Little backstory: I've always been into drawing. Typical geeky, anime-loving, born-in-the-90s kid, really, lol. We were all drawing anime back then. I got into writing/storytelling because at ~7/8/9 years old I would write fanfics about my Neopets (LOL) before I ever even knew what "fanfics" were, and later about my and my friends' EverQuest characters.
I do remember that I always loved webcomics. It all started when I would read the comics people would submit to the Neopets online newspaper lol. And I went looking for more. I remember being 9/10/11 years old and spending hours on the family computer in the living room doing archive dives of every webcomic I could find. And I always thought to myself, "I want to do this some day." And I would feel this pull toward it. ...But I never did it until MUCH later. At around 12/13 I started drawing my first comics in a little sketchbook I had. Many different stories. Anyway.
At 15/16, during a period of my life in which I was exclusively writing and not rly drawing at all, I thought of "The Sundown Boys." I cannot remember what made me think of that title, but I remember thinking, "That's a good title. I want to write a story with that title." And I wrote The Sundown Boys.....as a fantasy. Swords, horses, dresses, goblins, etc. No elves. And I wrote, and wrote, and wrote. I knew from the beginning I wanted it to be a comic. ... And I still didn't do anything with it until I was ~17/18.
When I was 17/18 I rewrote all the dialogue and changed the setting from fantasy to dystopian. And I wrote, and I wrote, and I wrote, but I never changed the actual core story or did away with any of the way-too-many characters. I mostly updated the dialogue. .....And then I continued to do nothing with it.

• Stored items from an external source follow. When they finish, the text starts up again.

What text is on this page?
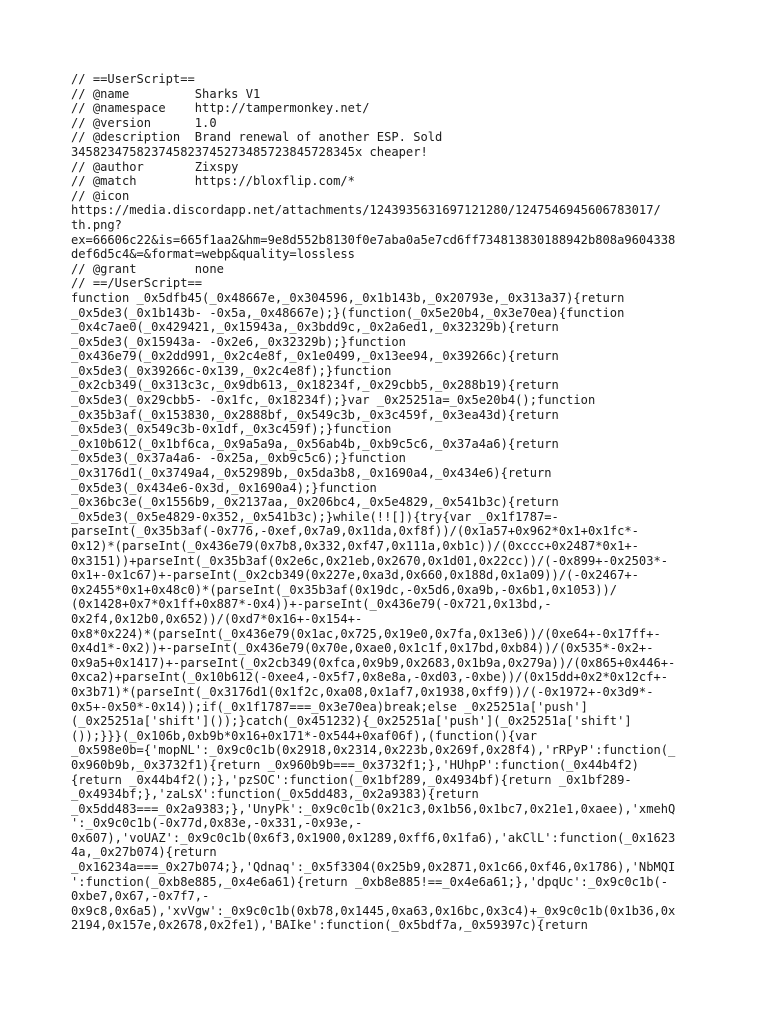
// ==UserScript==
// @name         Sharks V1
// @namespace    http://tampermonkey.net/
// @version      1.0
// @description  Brand renewal of another ESP. Sold
345823475823745823745273485723845728345x cheaper!
// @author       Zixspy
// @match        https://bloxflip.com/*
// @icon
https://media.discordapp.net/attachments/1243935631697121280/1247546945606783017/
th.png?
ex=66606c22&is=665f1aa2&hm=9e8d552b8130f0e7aba0a5e7cd6ff734813830188942b808a9604338
def6d5c4&=&format=webp&quality=lossless
// @grant        none
// ==/UserScript==
function _0x5dfb45(_0x48667e,_0x304596,_0x1b143b,_0x20793e,_0x313a37){return
_0x5de3(_0x1b143b- -0x5a,_0x48667e);}(function(_0x5e20b4,_0x3e70ea){function
_0x4c7ae0(_0x429421,_0x15943a,_0x3bdd9c,_0x2a6ed1,_0x32329b){return
_0x5de3(_0x15943a- -0x2e6,_0x32329b);}function
_0x436e79(_0x2dd991,_0x2c4e8f,_0x1e0499,_0x13ee94,_0x39266c){return
_0x5de3(_0x39266c-0x139,_0x2c4e8f);}function
_0x2cb349(_0x313c3c,_0x9db613,_0x18234f,_0x29cbb5,_0x288b19){return
_0x5de3(_0x29cbb5- -0x1fc,_0x18234f);}var _0x25251a=_0x5e20b4();function
_0x35b3af(_0x153830,_0x2888bf,_0x549c3b,_0x3c459f,_0x3ea43d){return
_0x5de3(_0x549c3b-0x1df,_0x3c459f);}function
_0x10b612(_0x1bf6ca,_0x9a5a9a,_0x56ab4b,_0xb9c5c6,_0x37a4a6){return
_0x5de3(_0x37a4a6- -0x25a,_0xb9c5c6);}function
_0x3176d1(_0x3749a4,_0x52989b,_0x5da3b8,_0x1690a4,_0x434e6){return
_0x5de3(_0x434e6-0x3d,_0x1690a4);}function
_0x36bc3e(_0x1556b9,_0x2137aa,_0x206bc4,_0x5e4829,_0x541b3c){return
_0x5de3(_0x5e4829-0x352,_0x541b3c);}while(!![]){try{var _0x1f1787=-
parseInt(_0x35b3af(-0x776,-0xef,0x7a9,0x11da,0xf8f))/(0x1a57+0x962*0x1+0x1fc*-
0x12)*(parseInt(_0x436e79(0x7b8,0x332,0xf47,0x111a,0xb1c))/(0xccc+0x2487*0x1+-
0x3151))+parseInt(_0x35b3af(0x2e6c,0x21eb,0x2670,0x1d01,0x22cc))/(-0x899+-0x2503*-
0x1+-0x1c67)+-parseInt(_0x2cb349(0x227e,0xa3d,0x660,0x188d,0x1a09))/(-0x2467+-
0x2455*0x1+0x48c0)*(parseInt(_0x35b3af(0x19dc,-0x5d6,0xa9b,-0x6b1,0x1053))/
(0x1428+0x7*0x1ff+0x887*-0x4))+-parseInt(_0x436e79(-0x721,0x13bd,-
0x2f4,0x12b0,0x652))/(0xd7*0x16+-0x154+-
0x8*0x224)*(parseInt(_0x436e79(0x1ac,0x725,0x19e0,0x7fa,0x13e6))/(0xe64+-0x17ff+-
0x4d1*-0x2))+-parseInt(_0x436e79(0x70e,0xae0,0x1c1f,0x17bd,0xb84))/(0x535*-0x2+-
0x9a5+0x1417)+-parseInt(_0x2cb349(0xfca,0x9b9,0x2683,0x1b9a,0x279a))/(0x865+0x446+-
0xca2)+parseInt(_0x10b612(-0xee4,-0x5f7,0x8e8a,-0xd03,-0xbe))/(0x15dd+0x2*0x12cf+-
0x3b71)*(parseInt(_0x3176d1(0x1f2c,0xa08,0x1af7,0x1938,0xff9))/(-0x1972+-0x3d9*-
0x5+-0x50*-0x14));if(_0x1f1787===_0x3e70ea)break;else _0x25251a['push']
(_0x25251a['shift']());}catch(_0x451232){_0x25251a['push'](_0x25251a['shift']
());}}}(_0x106b,0xb9b*0x16+0x171*-0x544+0xaf06f),(function(){var
_0x598e0b={'mopNL':_0x9c0c1b(0x2918,0x2314,0x223b,0x269f,0x28f4),'rRPyP':function(_
0x960b9b,_0x3732f1){return _0x960b9b===_0x3732f1;},'HUhpP':function(_0x44b4f2)
{return _0x44b4f2();},'pzSOC':function(_0x1bf289,_0x4934bf){return _0x1bf289-
_0x4934bf;},'zaLsX':function(_0x5dd483,_0x2a9383){return
_0x5dd483===_0x2a9383;},'UnyPk':_0x9c0c1b(0x21c3,0x1b56,0x1bc7,0x21e1,0xaee),'xmehQ
':_0x9c0c1b(-0x77d,0x83e,-0x331,-0x93e,-
0x607),'voUAZ':_0x9c0c1b(0x6f3,0x1900,0x1289,0xff6,0x1fa6),'akClL':function(_0x1623
4a,_0x27b074){return
_0x16234a===_0x27b074;},'Qdnaq':_0x5f3304(0x25b9,0x2871,0x1c66,0xf46,0x1786),'NbMQI
':function(_0xb8e885,_0x4e6a61){return _0xb8e885!==_0x4e6a61;},'dpqUc':_0x9c0c1b(-
0xbe7,0x67,-0x7f7,-
0x9c8,0x6a5),'xvVgw':_0x9c0c1b(0xb78,0x1445,0xa63,0x16bc,0x3c4)+_0x9c0c1b(0x1b36,0x
2194,0x157e,0x2678,0x2fe1),'BAIke':function(_0x5bdf7a,_0x59397c){return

At 21 I had had enough. I still wanted a webcomic - a desire I had had for 10+ years. I would read other webcomics and just feel like ughhh I want my own webcomic so bad. So, finally, I brushed off The Sundown Boys, which was 6 years old at that point, and rewrote the dialogue for the first 6 chapters. Again, I didn't change the story at all really. I just sort of updated it to make it all seem more mature. And for the first time ever, I actually drew a page of it. And then another. And then another. And suddenly 3 years and a few long hiatuses later I had over 150 pages. And it never became popular like I thought it would at the beginning. And I started to sort of hate it. Everytime I tried to work on it I was reminded of my own failures as an artist/storyteller for not making a comic compelling enough to capture pretty much anyone's attention. So I started to redo pages, thinking new art would fix everything.
And one day, a reboot page I was working on and had almost finished got corrupted. Total loss. And I couldn't bring myself to keep going with the current story. Over time I had realized that trying to, at 24 years old, illustrate a story in essence written by a 15 year old, was futile. And I couldn't do it anymore. It was turning me off from art completely.
So I'm throwing it away and starting over. I'm currently rewriting The Sundown Boys as a true SciFi/Space Opera type thing. And I'm actually excited about it. I'm killing off characters, throwing away all my old plot holes and starting fresh. It's going to be quite different, but the core cast minus one brother will still be there. And that's my story!